While domestic concerns about how data are managed, with 87 percent of Americans viewing data privacy as a human right, America remains the only developed country without a federal privacy standard. Passing one of several privacy bills pending must be a priority for this Congress.
In conjunction with domestic investments, the U.S. must repair relationships with allies and collaborate to establish a digital governance framework that embodies the values of democracy, transparency and accountability. Top diplomats in the Biden administration seem to be leaning toward adopting such a plan, forming an alliance of so-called “tech democracies” to develop digital governance norms and push back against China’s “tech autocracy.” This framework then could be used as the basis for agreements with other countries willing to adopt democratic internet standards, starting with a Pacific Digital Agreement, which also would serve to reassert U.S. engagement in a region that has sorely felt the U.S. absence over the past four years.

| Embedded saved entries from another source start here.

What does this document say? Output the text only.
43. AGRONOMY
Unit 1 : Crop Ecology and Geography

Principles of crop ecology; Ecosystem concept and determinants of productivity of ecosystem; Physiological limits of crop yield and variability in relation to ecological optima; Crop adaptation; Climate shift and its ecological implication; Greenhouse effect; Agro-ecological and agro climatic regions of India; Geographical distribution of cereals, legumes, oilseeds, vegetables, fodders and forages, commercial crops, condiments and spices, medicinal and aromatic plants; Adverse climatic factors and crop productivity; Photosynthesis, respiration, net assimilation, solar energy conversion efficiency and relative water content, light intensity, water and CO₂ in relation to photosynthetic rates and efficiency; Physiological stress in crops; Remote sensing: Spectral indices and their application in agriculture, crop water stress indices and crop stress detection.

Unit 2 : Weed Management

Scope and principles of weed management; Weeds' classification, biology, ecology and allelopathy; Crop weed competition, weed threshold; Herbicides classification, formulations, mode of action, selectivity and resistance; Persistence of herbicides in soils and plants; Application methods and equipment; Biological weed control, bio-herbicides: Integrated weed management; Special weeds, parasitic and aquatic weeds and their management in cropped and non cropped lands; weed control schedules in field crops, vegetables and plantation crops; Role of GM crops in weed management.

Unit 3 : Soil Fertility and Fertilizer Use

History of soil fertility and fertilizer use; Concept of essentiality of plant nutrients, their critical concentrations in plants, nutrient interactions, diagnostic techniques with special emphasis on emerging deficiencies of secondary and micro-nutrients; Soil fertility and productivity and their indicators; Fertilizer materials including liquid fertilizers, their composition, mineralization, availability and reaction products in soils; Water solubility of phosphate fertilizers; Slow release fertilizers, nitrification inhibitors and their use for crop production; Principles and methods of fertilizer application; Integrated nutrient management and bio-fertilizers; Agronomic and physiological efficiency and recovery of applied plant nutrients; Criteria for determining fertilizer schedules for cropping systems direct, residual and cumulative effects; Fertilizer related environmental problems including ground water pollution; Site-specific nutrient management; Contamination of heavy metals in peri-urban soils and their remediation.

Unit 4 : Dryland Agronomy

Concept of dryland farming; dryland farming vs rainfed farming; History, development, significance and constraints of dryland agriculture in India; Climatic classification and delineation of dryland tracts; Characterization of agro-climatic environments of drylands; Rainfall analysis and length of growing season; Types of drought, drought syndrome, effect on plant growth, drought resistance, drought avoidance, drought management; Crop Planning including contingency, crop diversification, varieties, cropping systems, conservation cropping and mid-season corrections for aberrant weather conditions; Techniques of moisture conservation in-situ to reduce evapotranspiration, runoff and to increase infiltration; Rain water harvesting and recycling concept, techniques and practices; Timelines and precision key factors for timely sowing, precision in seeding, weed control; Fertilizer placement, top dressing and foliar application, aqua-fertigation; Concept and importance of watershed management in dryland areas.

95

The U.S. also must respond to the threat posed by the exports of Chinese telecommunications and internet equipment in emerging markets. When developing countries buy China’s equipment, they receive the tools to censor and control their internet, leaving their networks vulnerable to Chinese government cyber theft and interference. America must put in place policies to ensure that countries can purchase equipment consistent with our open, transparent and democratic vision of the internet.
To facilitate this, the American Leadership Initiative, which I lead, has proposed a Digital Marshall Plan, allocating $50 billion in export financing for U.S. companies providing internet equipment and services. This financing would allow American companies and workers to compete on a level playing field with China’s technology companies that receive government subsidized financing, not just to provide fair commercial competition, but to ensure that developing countries can purchase internet infrastructure consistent with U.S. values, as opposed to Chinese supplied infrastructure, which supports an autocratic internet, allowing government monitoring and censorship.
To help manage these policies, the Biden administration must establish a strong coordinating body within the White House. Although President Biden has taken the positive step of elevating the director of the Office of Science and Technology to a cabinet-level position, the administration also should move to establish an Office of Global Digital Policy in the Executive Office of the President. This office should be tasked with coordinating global digital policies across both domestic and international agencies of the U.S. government.
A comprehensive global digital strategy is broad and complex, touching almost every aspect of the economy and people’s lives. New technologies offer the promise of solving many of the world’s challenges but also raise new issues like increasing economic inequality, the explosion of false narratives on social media, and potential abuse of technologies such as facial recognition.
Now is the time for the administration and Congress to launch a global digital strategy to put the right policies and legislation in place that will allow the U.S. to harness digital technologies to their greatest advantage, creating a more inclusive and growing economy at home and abroad, and a safer, more democratic world.